Cloud-to-cloud-to-customer partner integration is required to enable DSP customers to access thousands of partners of all sizes. Despite the need for these expansive partner programs, a 2017 survey of more than 100 operators by ICT Intuition, LLC revealed that only 30 percent had a partner strategy and only 21 percent had implemented dedicated partner onboarding and offboarding.
While further research indicates that those figures are expected to reach 80 percent by 2020, there is evidence that DSPs still need to work to enable seamless partner management, transactions and settlements. To scale operations and engage with thousands of partners means integrating those partners into existing catalogs, order management, CRM, billing, fulfillment and assurance systems. Not only is the scale of the network affected, but data centers and BSS/OSS solutions must also adjust to enable seamless access to partners.
Extend the Cloud to Customers
DSPs can become the trusted source for any type of service a customer is looking for by linking customers to cloud partners and becoming a centralized and trusted source for any type of service a customer might want. To actualize this, digital service providers must move to the cloud and set up partner platforms that enable rapid evaluation, certification, onboarding, offboarding and settlements.
Making this work effectively will require a partner strategy that scales all of the functional capabilities required to support thousands of partner integrations.
- Evaluation – Use automated intelligence and analysis to determine which partner opportunities are valid and which are potentially attractive to customers. Product duration, pricing, availability and security of the partner are evaluated up front.
- Certification – Certify selected partners with the network and resource infrastructure to ensure each can be integrated with physical and cloud infrastructure. Use an open, cloud-based partner platform to enable rapid integration and ensure interoperability.
- On- and Offboarding – Go beyond adding a partner product to the catalog. Integrate the partner platform with product management, billing and care solutions to bundle products with existing services, dynamically modify pricing and configuration parameters, correlate transactions with customer billing and partner settlements, and enable activation, support and security.

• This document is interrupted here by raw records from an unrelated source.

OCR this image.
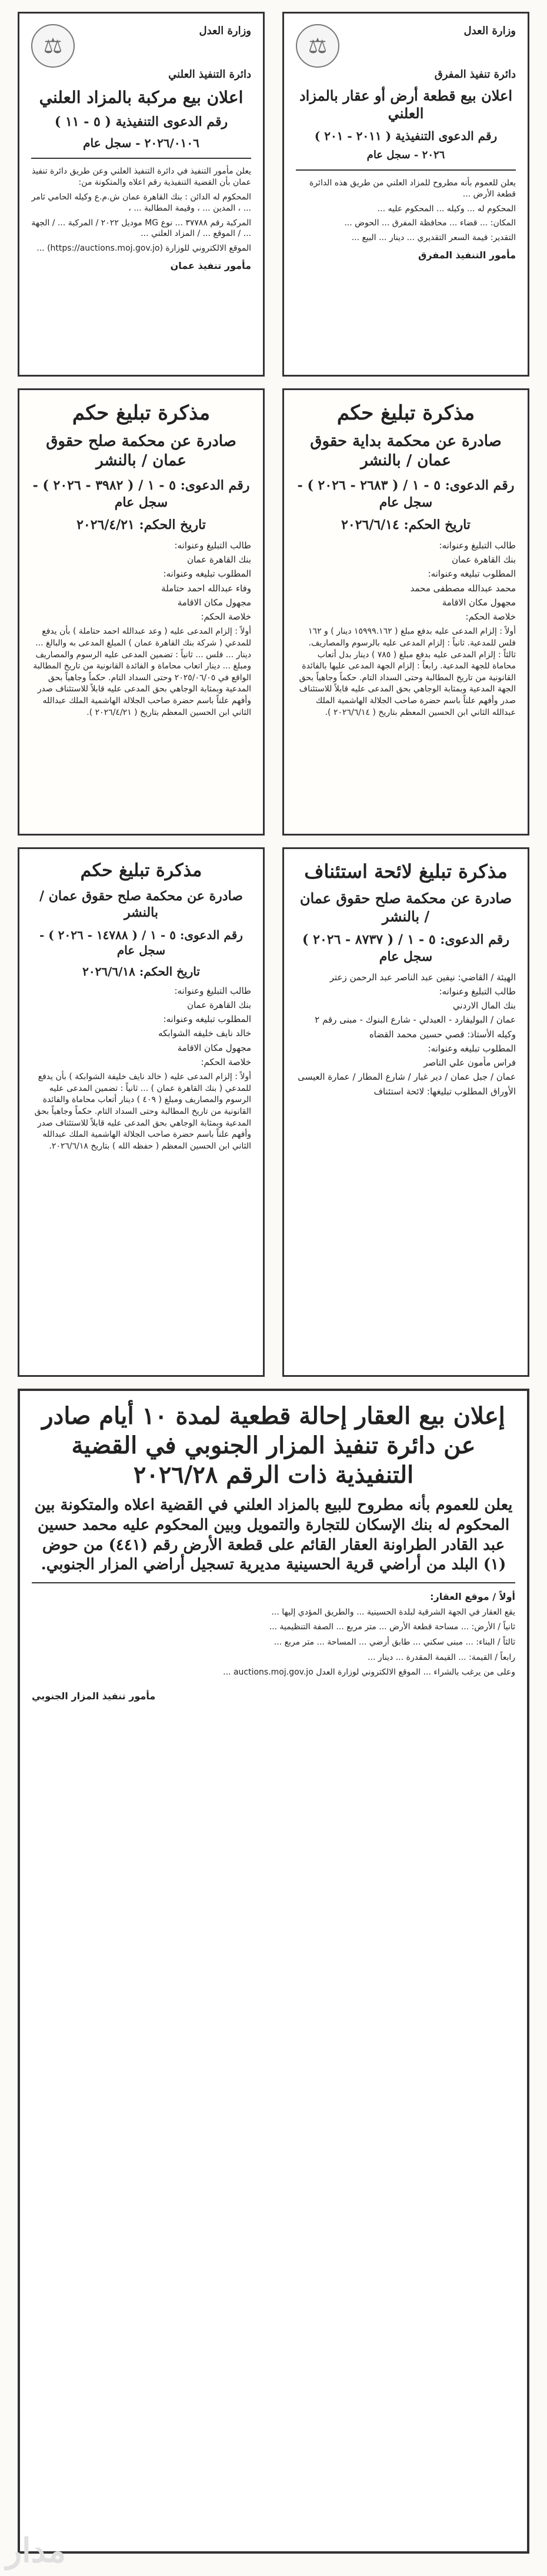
وزارة العدل
⚖
دائرة التنفيذ العلني
اعلان بيع مركبة بالمزاد العلني
رقم الدعوى التنفيذية ( ٥ - ١١ )
٢٠٢٦/٠١٠٦ - سجل عام
يعلن مأمور التنفيذ في دائرة التنفيذ العلني وعن طريق دائرة تنفيذ عمان بأن القضية التنفيذية رقم اعلاه والمتكونة من:
المحكوم له الدائن : بنك القاهرة عمان ش.م.ع وكيله الحامي ثامر ... ، المدين ... ، وقيمة المطالبة ... ،
المركبة رقم ٣٧٧٨٨ ... نوع MG موديل ٢٠٢٢ / المركبة ... / الجهة ... / الموقع ... / المزاد العلني ...
الموقع الالكتروني للوزارة (https://auctions.moj.gov.jo) ...
مأمور تنفيذ عمان
وزارة العدل
⚖
دائرة تنفيذ المفرق
اعلان بيع قطعة أرض أو عقار بالمزاد العلني
رقم الدعوى التنفيذية ( ٢٠١١ - ٢٠١ )
٢٠٢٦ - سجل عام
يعلن للعموم بأنه مطروح للمزاد العلني من طريق هذه الدائرة قطعة الأرض ...
المحكوم له ... وكيله ... المحكوم عليه ...
المكان: ... قضاء ... محافظة المفرق ... الحوض ...
التقدير: قيمة السعر التقديري ... دينار ... البيع ...
مأمور التنفيذ المفرق
مذكرة تبليغ حكم
صادرة عن محكمة صلح حقوق عمان / بالنشر
رقم الدعوى: ٥ - ١ / ( ٣٩٨٢ - ٢٠٢٦ ) - سجل عام
تاريخ الحكم: ٢٠٢٦/٤/٢١
طالب التبليغ وعنوانه:
بنك القاهرة عمان
المطلوب تبليغه وعنوانه:
وفاء عبدالله احمد حتاملة
مجهول مكان الاقامة
خلاصة الحكم:
أولاً : إلزام المدعى عليه ( وعد عبدالله احمد حتاملة ) بأن يدفع للمدعي ( شركة بنك القاهرة عمان ) المبلغ المدعى به والبالغ ... دينار ... فلس ... ثانياً : تضمين المدعى عليه الرسوم والمصاريف ومبلغ ... دينار اتعاب محاماة و الفائدة القانونية من تاريخ المطالبة الواقع في ٢٠٢٥/٠٦/٠٥ وحتى السداد التام. حكماً وجاهياً بحق المدعية وبمثابة الوجاهي بحق المدعى عليه قابلاً للاستئناف صدر وأفهم علناً باسم حضرة صاحب الجلالة الهاشمية الملك عبدالله الثاني ابن الحسين المعظم بتاريخ ( ٢٠٢٦/٤/٢١ ).
مذكرة تبليغ حكم
صادرة عن محكمة بداية حقوق عمان / بالنشر
رقم الدعوى: ٥ - ١ / ( ٢٦٨٣ - ٢٠٢٦ ) - سجل عام
تاريخ الحكم: ٢٠٢٦/٦/١٤
طالب التبليغ وعنوانه:
بنك القاهرة عمان
المطلوب تبليغه وعنوانه:
محمد عبدالله مصطفى محمد
مجهول مكان الاقامة
خلاصة الحكم:
أولاً : إلزام المدعى عليه بدفع مبلغ ( ١٥٩٩٩.١٦٢ دينار ) و ١٦٢ فلس للمدعية. ثانياً : إلزام المدعى عليه بالرسوم والمصاريف. ثالثاً : إلزام المدعى عليه بدفع مبلغ ( ٧٨٥ ) دينار بدل أتعاب محاماة للجهة المدعية. رابعاً : إلزام الجهة المدعى عليها بالفائدة القانونية من تاريخ المطالبة وحتى السداد التام. حكماً وجاهياً بحق الجهة المدعية وبمثابة الوجاهي بحق المدعى عليه قابلاً للاستئناف صدر وأفهم علناً باسم حضرة صاحب الجلالة الهاشمية الملك عبدالله الثاني ابن الحسين المعظم بتاريخ ( ٢٠٢٦/٦/١٤ ).
مذكرة تبليغ حكم
صادرة عن محكمة صلح حقوق عمان / بالنشر
رقم الدعوى: ٥ - ١ / ( ١٤٧٨٨ - ٢٠٢٦ ) - سجل عام
تاريخ الحكم: ٢٠٢٦/٦/١٨
طالب التبليغ وعنوانه:
بنك القاهرة عمان
المطلوب تبليغه وعنوانه:
خالد نايف خليفه الشوابكه
مجهول مكان الاقامة
خلاصة الحكم:
أولاً : إلزام المدعى عليه ( خالد نايف خليفة الشوابكة ) بأن يدفع للمدعي ( بنك القاهرة عمان ) ... ثانياً : تضمين المدعى عليه الرسوم والمصاريف ومبلغ ( ٤٠٩ ) دينار أتعاب محاماة والفائدة القانونية من تاريخ المطالبة وحتى السداد التام. حكماً وجاهياً بحق المدعية وبمثابة الوجاهي بحق المدعى عليه قابلاً للاستئناف صدر وأفهم علناً باسم حضرة صاحب الجلالة الهاشمية الملك عبدالله الثاني ابن الحسين المعظم ( حفظه الله ) بتاريخ ٢٠٢٦/٦/١٨.
مذكرة تبليغ لائحة استئناف
صادرة عن محكمة صلح حقوق عمان / بالنشر
رقم الدعوى: ٥ - ١ / ( ٨٧٣٧ - ٢٠٢٦ ) سجل عام
الهيئة / القاضي: نيفين عبد الناصر عبد الرحمن زعتر
طالب التبليغ وعنوانه:
بنك المال الاردني
عمان / البوليفارد - العبدلي - شارع البنوك - مبنى رقم ٢
وكيله الأستاذ: قصي حسين محمد القضاه
المطلوب تبليغه وعنوانه:
فراس مأمون علي الناصر
عمان / جبل عمان / دير غبار / شارع المطار / عمارة العيسى
الأوراق المطلوب تبليغها: لائحة استئناف
إعلان بيع العقار إحالة قطعية لمدة ١٠ أيام صادر عن دائرة تنفيذ المزار الجنوبي في القضية التنفيذية ذات الرقم ٢٠٢٦/٢٨
يعلن للعموم بأنه مطروح للبيع بالمزاد العلني في القضية اعلاه والمتكونة بين المحكوم له بنك الإسكان للتجارة والتمويل وبين المحكوم عليه محمد حسين عبد القادر الطراونة العقار القائم على قطعة الأرض رقم (٤٤١) من حوض (١) البلد من أراضي قرية الحسينية مديرية تسجيل أراضي المزار الجنوبي.
أولاً / موقع العقار:
يقع العقار في الجهة الشرقية لبلدة الحسينية ... والطريق المؤدي إليها ...
ثانياً / الأرض: ... مساحة قطعة الأرض ... متر مربع ... الصفة التنظيمية ...
ثالثاً / البناء: ... مبنى سكني ... طابق أرضي ... المساحة ... متر مربع ...
رابعاً / القيمة: ... القيمة المقدرة ... دينار ...
وعلى من يرغب بالشراء ... الموقع الالكتروني لوزارة العدل auctions.moj.gov.jo ...
مأمور تنفيذ المزار الجنوبي
مدار
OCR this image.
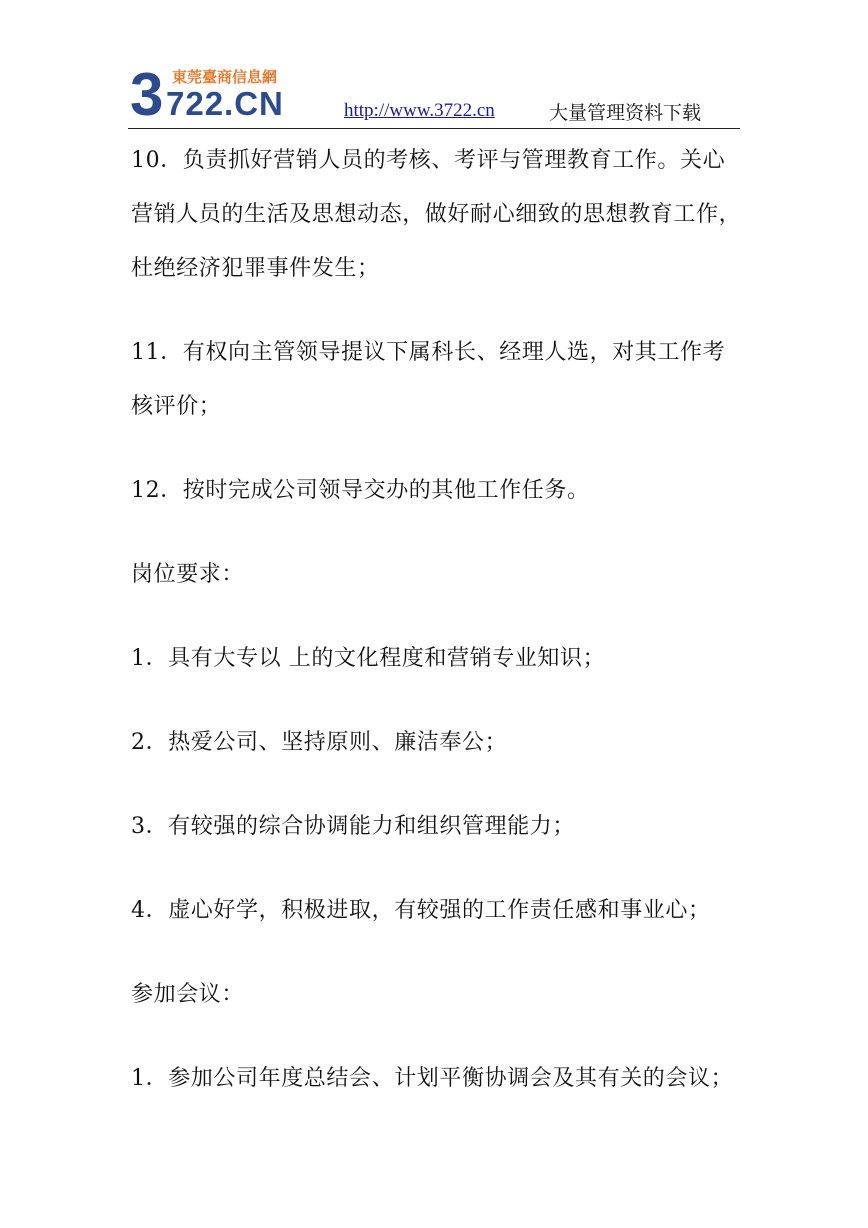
3 722.CN
東莞臺商信息網
http://www.3722.cn	大量管理资料下载

10．负责抓好营销人员的考核、考评与管理教育工作。关心
营销人员的生活及思想动态，做好耐心细致的思想教育工作，
杜绝经济犯罪事件发生；

11．有权向主管领导提议下属科长、经理人选，对其工作考
核评价；

12．按时完成公司领导交办的其他工作任务。

岗位要求：

1．具有大专以 上的文化程度和营销专业知识；

2．热爱公司、坚持原则、廉洁奉公；

3．有较强的综合协调能力和组织管理能力；

4．虚心好学，积极进取，有较强的工作责任感和事业心；

参加会议：

1．参加公司年度总结会、计划平衡协调会及其有关的会议；
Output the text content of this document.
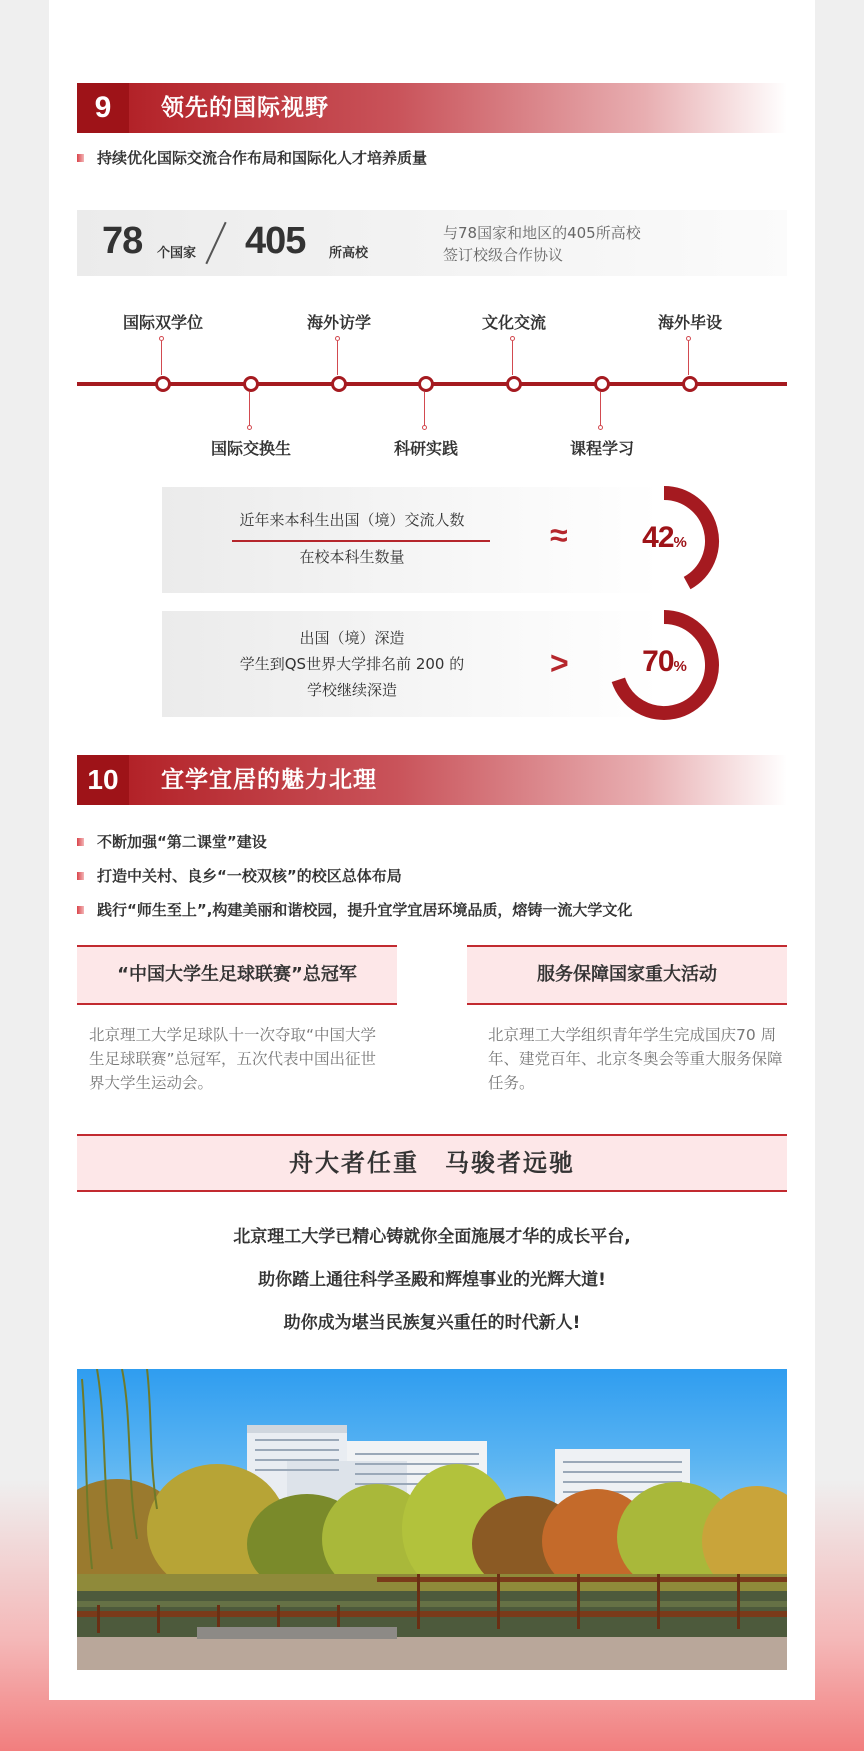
9	领先的国际视野
持续优化国际交流合作布局和国际化人才培养质量
78 个国家 405 所高校
与78国家和地区的405所高校
签订校级合作协议
国际双学位	海外访学	文化交流	海外毕设
国际交换生	科研实践	课程学习
近年来本科生出国（境）交流人数
在校本科生数量
≈	42%
出国（境）深造
学生到QS世界大学排名前 200 的
学校继续深造
>	70%
10	宜学宜居的魅力北理
不断加强“第二课堂”建设
打造中关村、良乡“一校双核”的校区总体布局
践行“师生至上”,构建美丽和谐校园，提升宜学宜居环境品质，熔铸一流大学文化
“中国大学生足球联赛”总冠军
北京理工大学足球队十一次夺取“中国大学生足球联赛”总冠军，五次代表中国出征世界大学生运动会。
服务保障国家重大活动
北京理工大学组织青年学生完成国庆70 周年、建党百年、北京冬奥会等重大服务保障任务。
舟大者任重　马骏者远驰
北京理工大学已精心铸就你全面施展才华的成长平台,
助你踏上通往科学圣殿和辉煌事业的光辉大道!
助你成为堪当民族复兴重任的时代新人!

- Settlements – Ensure billing and revenue management solutions can be dynamically adjusted when pricing changes, promotions end or customers move on. Revenue assurance and fraud solutions must be tuned to match the dynamics of partner platforms.
Digesting the scale required to implement a fully integrated partner strategy is difficult, but DSPs that can marry partner products to digital services and rapidly deliver those offerings to customers will find increased market penetration and monetization.
DSPs have to manage scale and the ability to support thousands rather than a few hundred partners may be worth the cost. Acting as the broker to cloud products and services from providers of all types and sizes enables DSPs to take advantage of existing relationships with customers and further reinforce their brand as full-scale service providers.